We all rely on our computers - they provide our entertainment, they store our precious family photos, they hold our financials - and yet most people don't regularly back up their data*.
There's a number of options for your backups, and there are pro's and con's to each. Please feel free to contact me if I can assist at all.
I mention "catastrophic events" in the text below. Whilst people will commonly back up to an external hard drive or burn files to a CD, should something catastrophic happen, such as a burglary or house fire, you could lose the back up as well as the regular files. Whilst we don't like to think of things like this occurring, it's important that we need to consider it as a possibility that could happen.
Don't forget that no backup solution is "set and forget" - you should periodically check to ensure that the files that you need to have backed up, are getting backed up.

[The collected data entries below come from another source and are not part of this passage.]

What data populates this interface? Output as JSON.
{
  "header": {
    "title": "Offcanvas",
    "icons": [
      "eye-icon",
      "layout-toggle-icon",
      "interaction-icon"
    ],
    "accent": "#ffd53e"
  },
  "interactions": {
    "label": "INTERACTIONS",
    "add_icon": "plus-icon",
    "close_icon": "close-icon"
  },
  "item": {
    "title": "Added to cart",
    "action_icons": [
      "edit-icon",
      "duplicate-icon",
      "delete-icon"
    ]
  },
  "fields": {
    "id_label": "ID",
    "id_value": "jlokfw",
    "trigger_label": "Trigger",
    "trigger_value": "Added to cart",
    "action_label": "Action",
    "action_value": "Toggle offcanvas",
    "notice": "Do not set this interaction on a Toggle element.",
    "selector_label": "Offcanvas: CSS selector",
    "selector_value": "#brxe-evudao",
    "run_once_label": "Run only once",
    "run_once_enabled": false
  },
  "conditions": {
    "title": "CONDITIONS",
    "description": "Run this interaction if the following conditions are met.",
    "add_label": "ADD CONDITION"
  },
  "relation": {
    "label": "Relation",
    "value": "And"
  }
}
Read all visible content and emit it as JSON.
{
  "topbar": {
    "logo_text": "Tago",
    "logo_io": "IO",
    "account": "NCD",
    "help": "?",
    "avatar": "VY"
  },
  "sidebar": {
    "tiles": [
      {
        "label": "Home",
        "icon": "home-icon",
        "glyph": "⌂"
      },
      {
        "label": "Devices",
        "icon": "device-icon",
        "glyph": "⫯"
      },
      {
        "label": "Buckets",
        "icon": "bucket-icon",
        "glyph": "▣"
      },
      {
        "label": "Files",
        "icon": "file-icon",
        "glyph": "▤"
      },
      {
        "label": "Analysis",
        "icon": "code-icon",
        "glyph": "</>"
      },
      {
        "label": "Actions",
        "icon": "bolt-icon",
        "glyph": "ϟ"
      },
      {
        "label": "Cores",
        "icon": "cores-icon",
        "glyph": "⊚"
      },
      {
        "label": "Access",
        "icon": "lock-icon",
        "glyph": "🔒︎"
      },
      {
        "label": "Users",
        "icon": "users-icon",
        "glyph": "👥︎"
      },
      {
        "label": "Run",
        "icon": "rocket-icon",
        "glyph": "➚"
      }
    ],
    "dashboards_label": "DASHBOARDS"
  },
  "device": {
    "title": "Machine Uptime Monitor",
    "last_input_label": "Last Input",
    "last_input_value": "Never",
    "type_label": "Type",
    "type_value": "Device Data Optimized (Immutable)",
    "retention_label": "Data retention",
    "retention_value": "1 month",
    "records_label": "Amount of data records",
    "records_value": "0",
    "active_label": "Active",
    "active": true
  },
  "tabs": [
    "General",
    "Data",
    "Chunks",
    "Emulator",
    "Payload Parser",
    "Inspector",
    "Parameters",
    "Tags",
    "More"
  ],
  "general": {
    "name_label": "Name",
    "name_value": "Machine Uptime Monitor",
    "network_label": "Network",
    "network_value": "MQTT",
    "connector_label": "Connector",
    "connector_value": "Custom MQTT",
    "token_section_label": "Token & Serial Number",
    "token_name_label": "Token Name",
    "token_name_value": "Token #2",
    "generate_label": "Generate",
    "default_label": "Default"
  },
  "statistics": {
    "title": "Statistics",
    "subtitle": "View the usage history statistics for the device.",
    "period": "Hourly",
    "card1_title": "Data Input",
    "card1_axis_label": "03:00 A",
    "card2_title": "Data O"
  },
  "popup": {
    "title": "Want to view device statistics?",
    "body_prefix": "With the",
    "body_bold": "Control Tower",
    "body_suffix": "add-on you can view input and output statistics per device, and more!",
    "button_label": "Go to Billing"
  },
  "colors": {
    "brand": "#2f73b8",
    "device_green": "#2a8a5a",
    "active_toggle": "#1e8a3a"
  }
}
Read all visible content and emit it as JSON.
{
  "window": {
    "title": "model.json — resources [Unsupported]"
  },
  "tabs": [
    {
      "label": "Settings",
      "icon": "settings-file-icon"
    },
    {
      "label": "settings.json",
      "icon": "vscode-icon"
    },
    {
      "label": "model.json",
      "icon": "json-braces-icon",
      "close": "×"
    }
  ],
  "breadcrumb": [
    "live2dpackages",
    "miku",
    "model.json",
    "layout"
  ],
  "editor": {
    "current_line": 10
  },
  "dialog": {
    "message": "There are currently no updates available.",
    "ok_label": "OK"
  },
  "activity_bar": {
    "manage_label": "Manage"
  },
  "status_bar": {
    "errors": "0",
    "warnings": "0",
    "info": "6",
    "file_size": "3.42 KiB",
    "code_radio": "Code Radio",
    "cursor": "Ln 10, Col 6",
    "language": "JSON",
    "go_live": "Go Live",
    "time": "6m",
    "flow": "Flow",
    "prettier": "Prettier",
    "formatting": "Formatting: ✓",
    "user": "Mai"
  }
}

Cloud back up services, such as Microsoft OneDrive, Google Drive, iCloud, Dropbox, and many others offer a quick and easy way to back up your files. They designate a folder on your computer, and will automatically upload all files within this folder to "the cloud". You are then able to simply log in with your account details on any computer or phone, and all of your files will be immediately accessible.
"The cloud" is simply a server (or more specifically multiple servers) owned by the company. For a monthly fee, you will be allowed a specific amount of space on their servers to use for your files.
Whilst cloud services are generally fairly secure, it's important that you protect yourself as much as possible by choosing a secure password, and enabling 2-factor authentication.
Although they sound similar, cloud backup services such as BackBlaze and Acronis True Image have a distinct difference versus cloud storage. Cloud storage services are designed for constant access and syncing across multiple devices. Cloud backup services are designed to only be accessed when you actually need them, and hence tend to be less convenient, but also cheaper.
Again, you should maintain security of your account.
USB drive / hard drive
An external backup drive connected to your computer can provide regular backups at fairly low cost. However, remember that these devices can still fail. Even worse, should one of those previously-mentioned "catastrophic events" happen, you've lost the original copy and the backup copy of your data. This can be avoided by keeping a backup of your backup off-site (e.g. with a trusted friend or family member), but then you have the disadvantage of data that is potentially weeks or months old.
With anything in IT, you need to assume that the worst will eventually happen and plan for it. For your backups, consider how important the data is to you, and what time, effort, or sentimental value will be lost if your data is lost. There's no "one size fits all" solution, so take some time to consider which option is best for you. Data recovery can cost thousands of dollars*, so it's best to avoid getting to this point if you can.
*I link to this page as an example of costs. If you need data recovery, Payam is very reputable in the industry and should be high in your list of consideration.